Par ailleurs, nous avons assisté par la suite à l’émergence du contrôle de gestion par les
activités (Activity Based Costing), de la méthode des coûts cibles (Target Costing), de la
gestion stratégique des coûts de Shank et Govindarajan (1995) et du contrôle de gestion fondé
sur l’empowerment proposé par Johnson (1992) et Lorino (1995).
Ces évolutions s’expliquent d’une part par les mutations du contexte organisationnel et
d’autre part par les exigences de l'environnement externe marqué par l'instabilité et
l'incertitude. Force donc est de constater que le champ d’intervention du contrôle de gestion
s’élargit de plus en plus pour intégrer plusieurs dimensions. Ainsi, son rôle en matière de
pilotage de la performance, autrefois basé sur la performance économique, a évolué vers le
pilotage de la performance sociale et environnementale.
En effet, la prise en compte, dans le processus managérial, des objectifs sociaux et
environnementaux a permis d’intégrer la dimension sociale et environnementale dans le
système du contrôle de gestion. Par conséquent, on est passé d’un rôle de pilotage de la
performance essentiellement économique vers un pilotage de la performance globale.

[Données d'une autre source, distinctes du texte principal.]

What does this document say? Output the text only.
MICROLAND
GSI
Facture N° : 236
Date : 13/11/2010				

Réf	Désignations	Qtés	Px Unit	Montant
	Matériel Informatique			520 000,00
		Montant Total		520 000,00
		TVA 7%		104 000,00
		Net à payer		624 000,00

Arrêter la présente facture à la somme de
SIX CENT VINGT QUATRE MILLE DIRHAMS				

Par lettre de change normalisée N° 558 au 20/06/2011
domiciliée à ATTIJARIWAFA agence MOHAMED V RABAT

Ainsi, en réponse aux préoccupations du développement durable, nous assistons
actuellement à l’émergence d’un nouveau contrôle de gestion appelé contrôle de gestion
durable ou éco-contrôle. Ce dernier propose d’adapter les outils de contrôle de gestion pour en
faire des instruments de mesure et de gestion de la performance environnementale de
l’entreprise (Crutzen et Van Caillie, 2010 ; Fülöp et Hernádi, 2014).
L’objectif de cet article est de clarifier cette évolution du rôle de contrôle de gestion au
niveau du pilotage de la performance. Il s’agit de comprendre dans quelle mesure peut-on
intégrer des informations extra-comptables, en particulier environnementales et sociales dans
les systèmes de pilotage de la performance.
Dans ce sui suit, l’article sera subdivisé en deux axes : le premier axe aura pour objectif
de présenter le concept de performance (1). Le second traitera le rôle du contrôle de gestion
en matière du pilotage de la performance durable (2).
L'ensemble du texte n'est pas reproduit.